Als er wieder ins Zimmer verschwand, ließ ich mich auf einen der Stühle im Gang fallen und starrte dabei ins Leere. Mein Kopf war mit Fragen voll und eine große Entscheidung lag in meiner Hand, worauf ich jedoch keine Antwort hatte. Sollte ich ihr alles erzählen oder nicht? Verzweifelt vergrub ich das Gesicht in meinen Händen und dachte nach. Würde sie mich hassen? Wenn ich ihr wirklich alles erzählen würde, dann würde sie Angst vor mir haben und vielleicht zu Dyan wollen.

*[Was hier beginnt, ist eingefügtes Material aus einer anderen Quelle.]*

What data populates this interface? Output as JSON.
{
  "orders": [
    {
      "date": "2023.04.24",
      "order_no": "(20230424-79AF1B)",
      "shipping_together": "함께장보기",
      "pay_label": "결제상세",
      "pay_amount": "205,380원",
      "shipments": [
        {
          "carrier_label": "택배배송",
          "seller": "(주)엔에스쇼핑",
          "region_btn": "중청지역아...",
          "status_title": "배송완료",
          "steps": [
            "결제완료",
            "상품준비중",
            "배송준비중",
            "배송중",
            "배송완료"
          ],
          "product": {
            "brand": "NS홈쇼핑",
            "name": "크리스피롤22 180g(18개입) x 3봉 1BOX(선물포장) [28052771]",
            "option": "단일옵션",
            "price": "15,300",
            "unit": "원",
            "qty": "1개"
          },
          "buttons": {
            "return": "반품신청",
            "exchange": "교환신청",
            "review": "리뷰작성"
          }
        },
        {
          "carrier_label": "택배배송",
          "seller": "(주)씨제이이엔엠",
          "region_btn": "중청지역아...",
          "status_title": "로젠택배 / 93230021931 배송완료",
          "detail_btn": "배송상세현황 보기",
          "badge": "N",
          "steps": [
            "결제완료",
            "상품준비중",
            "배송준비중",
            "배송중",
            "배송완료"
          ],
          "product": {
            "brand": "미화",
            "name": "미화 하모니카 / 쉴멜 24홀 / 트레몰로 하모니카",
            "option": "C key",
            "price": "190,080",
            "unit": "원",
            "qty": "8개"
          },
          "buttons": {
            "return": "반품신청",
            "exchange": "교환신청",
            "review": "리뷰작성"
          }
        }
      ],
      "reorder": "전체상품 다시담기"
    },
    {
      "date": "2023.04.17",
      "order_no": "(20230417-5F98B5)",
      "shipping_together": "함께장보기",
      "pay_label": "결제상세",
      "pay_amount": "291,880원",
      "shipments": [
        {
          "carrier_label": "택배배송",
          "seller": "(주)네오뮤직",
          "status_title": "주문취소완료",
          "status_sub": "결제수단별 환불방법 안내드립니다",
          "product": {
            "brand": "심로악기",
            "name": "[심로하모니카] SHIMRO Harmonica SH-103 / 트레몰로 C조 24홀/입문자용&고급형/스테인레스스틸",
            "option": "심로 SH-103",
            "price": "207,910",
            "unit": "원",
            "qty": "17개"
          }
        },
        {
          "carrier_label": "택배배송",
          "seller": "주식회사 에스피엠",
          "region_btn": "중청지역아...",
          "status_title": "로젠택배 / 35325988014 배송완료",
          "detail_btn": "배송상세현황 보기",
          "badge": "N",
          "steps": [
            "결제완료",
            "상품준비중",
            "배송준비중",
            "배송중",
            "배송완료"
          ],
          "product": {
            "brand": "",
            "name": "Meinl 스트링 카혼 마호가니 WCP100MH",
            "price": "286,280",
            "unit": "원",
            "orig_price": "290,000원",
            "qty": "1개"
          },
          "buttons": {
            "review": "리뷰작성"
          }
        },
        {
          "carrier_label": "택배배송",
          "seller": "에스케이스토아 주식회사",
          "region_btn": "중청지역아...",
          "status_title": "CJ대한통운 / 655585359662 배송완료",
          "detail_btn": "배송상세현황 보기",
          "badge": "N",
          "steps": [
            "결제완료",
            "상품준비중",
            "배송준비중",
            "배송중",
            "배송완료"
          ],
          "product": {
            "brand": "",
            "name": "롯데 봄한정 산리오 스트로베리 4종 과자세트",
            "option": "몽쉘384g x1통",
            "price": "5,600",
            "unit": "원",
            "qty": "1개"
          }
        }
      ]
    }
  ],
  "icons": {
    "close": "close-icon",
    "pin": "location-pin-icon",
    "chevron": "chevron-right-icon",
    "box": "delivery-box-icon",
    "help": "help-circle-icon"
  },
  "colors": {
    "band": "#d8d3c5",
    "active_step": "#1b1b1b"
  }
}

Sofort schüttelte ich meinen Kopf. Niemals würde ich sie zu ihm lassen, denn ohne sie konnte ich nicht mehr leben. Ich wollte ihr keine Lügen erzählen, aber ich konnte auch nicht zu lassen, dass ich sie verlor. Das musste ich tun. Vielleicht hatte ich kein Recht ihr Leben zu verstecken, aber sie ließ mir keine andere Wahl. Außerdem war es doch gar nicht so schlecht, denn ich würde Amelia ein neues Leben schenken, wo sie viel glücklicher wäre. Niemand könnte sie mehr verletzen und ich würde alles dafür tun, um sie glücklich zu machen. Nur für ein Lächeln in ihrem Gesicht würde ich sogar sterben. Wir zwei würden glücklich werden, da war ich mir sicher. Ab jetzt gab es nur noch uns beide.

"Es tut mir Leid, aber ich brauche dich", flüsterte ich und schloss müde meine Augen.